The hallway swallowed them a few steps later, leaving behind the faint echo of laughter and the scent of forest pine.
“Okay, what wasthat?” Sophie asked, eyebrows raised. “You just turned into a statue.”
“Nothing,” Dani said quickly, snapping her locker shut. “It was nothing.”
“Those guys are such jerks,” Kendra muttered, flipping her hair over one shoulder. “Did you see how they looked at everyone? Like they own the place.”
“They kind of do,” Sophie said under her breath, too quietly for the others to hear.
“You’re just mad that Alex didn’t call you after you hooked up at that party the other week,” Sophie said, nudging Kendra.
“What? Am not!” Kendra’s cheeks flushed red, and she scowled, slamming her locker shut with decidedly more forcethan was necessary. “He’s an idiot, I don’t want anything to do with him!”
Dani didn’t say anything as her friends continued to bicker over Alex, one of the Nordan boys in Arthur’s group. Sure, she could see the appeal. Shifter males, alphas in particular, were far more attractive than their human counterparts. Plus, they had the whole raw animal magnetism thing going on that humans couldn’t resist.
Even though most humans, Sophie and Kendra included, had no idea shifters existed.
“Come on,” Dani said, interrupting a particularly eloquent flow of vitriol from Kendra, “let’s get out of here.”
They started toward the parking lot, the afternoon bright and cold, the sea wind rolling in through the open doors. But Dani’s thoughts lingered behind her, trapped in that brief moment when Arthur’s gaze had brushed hers and moved on like she was invisible.

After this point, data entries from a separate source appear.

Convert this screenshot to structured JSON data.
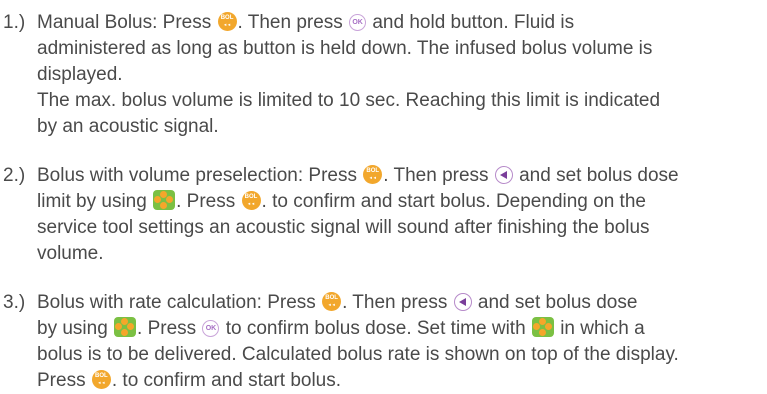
{
  "items": [
    {
      "number": "1.)",
      "lines": [
        [
          "Manual Bolus: Press ",
          "[bol-icon]",
          ". Then press ",
          "[ok-icon]",
          " and hold button. Fluid is"
        ],
        [
          "administered as long as button is held down. The infused bolus volume is"
        ],
        [
          "displayed."
        ],
        [
          "The max. bolus volume is limited to 10 sec. Reaching this limit is  indicated"
        ],
        [
          "by an acoustic signal."
        ]
      ]
    },
    {
      "number": "2.)",
      "lines": [
        [
          "Bolus with volume preselection: Press ",
          "[bol-icon]",
          ". Then press ",
          "[left-arrow-icon]",
          " and set bolus dose"
        ],
        [
          "limit by using ",
          "[arrow-keys-icon]",
          ". Press ",
          "[bol-icon]",
          ". to confirm and start bolus. Depending on the"
        ],
        [
          "service tool settings an acoustic signal will sound after finishing the bolus"
        ],
        [
          "volume."
        ]
      ]
    },
    {
      "number": "3.)",
      "lines": [
        [
          "Bolus with rate calculation: Press ",
          "[bol-icon]",
          ". Then press ",
          "[left-arrow-icon]",
          " and set bolus dose"
        ],
        [
          "by using ",
          "[arrow-keys-icon]",
          ". Press ",
          "[ok-icon]",
          " to confirm bolus dose. Set time with ",
          "[arrow-keys-icon]",
          " in which a"
        ],
        [
          "bolus is to be delivered. Calculated bolus rate is shown on top of the display."
        ],
        [
          "Press ",
          "[bol-icon]",
          ". to confirm and start bolus."
        ]
      ]
    }
  ]
}
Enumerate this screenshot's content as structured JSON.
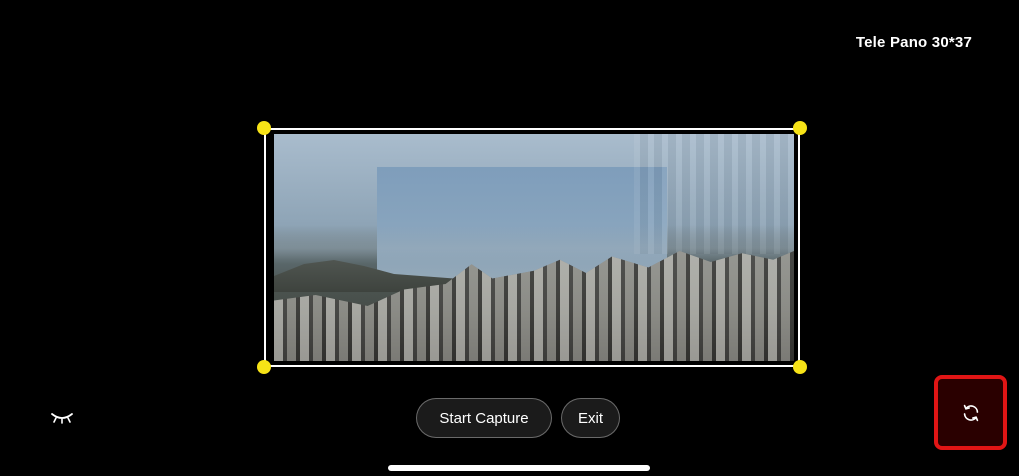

She shouldn’t care. She told herself that every day.
But she did.
Because when the humans looked at her, they saw a normal girl. And when the wolves looked at her, they saw nothing at all.
Not even him.
The parking lot was half-empty now, sun glinting off car roofs, the scent of salt and motor oil in the air. Sophie waved before climbing into her truck, Kendra climbing into the passenger seat with a mock salute, and Dani returned the gesture with a distracted smile.
The second they were gone, the smile faded.
Her reflection in the car window stared back at her, a pale face framed by thick red hair, faint lines of exhaustion under her eyes. Some shifter she was.
She climbed into her car, tossed her ancient bag onto the passenger seat, and exhaled. Her notes spilled out, the stupid zipper finally giving way, and papers tumbled into the footwell.
“Damn,” she muttered, leaning over to gather up the mess, “what the…damn it.”
Her history notes were missing. Of course. She had been too busy trying to turn invisible as Arthur passed to properly bother packing her bag.
With an irritated snarl, she climbed out of the car, stalking back into the school, shouldering past the final few students spilling out into the fading golden light.
In the absence of the normal laughter and chaos, the drone of the electric, blue-tinged lights echoed alongside her footsteps as she hurried through the winding corridors. It never failed to amaze her how quickly the lively hubbub and noise transformed into an eerie, almost ominous, emptiness. She wondered if the effect would be better or worse if she had been able to shift, if she had access to the higher senses her wolf would grant her.
As it was, her ears twitched at every far-off door-hinge groaning, every rustle of breeze through the poorly insulated windows.
A dull thud from further up the hallway made her pause, her heart stuttering, eyes widening.
She held her breath, clutching her bag to her chest, but only the hum of the lights met her. With a loud, pointed scoff, she straightened, shaking out her hair. She wasn’t some child,cowering at dark doorways and big, empty spaces. The monsters that lurked in her shadow were altogether much more obvious about their presence.
With renewed confidence, she strode forward again, doggedly marching past an open door to a shadowy classroom.
A blur of motion caught the corner of her eye.
Before she could scream, a large hand clapped over her mouth. The other snaked around her waist, yanking her backward into the darkness.
Her bag fell, the zipper scraping the linoleum.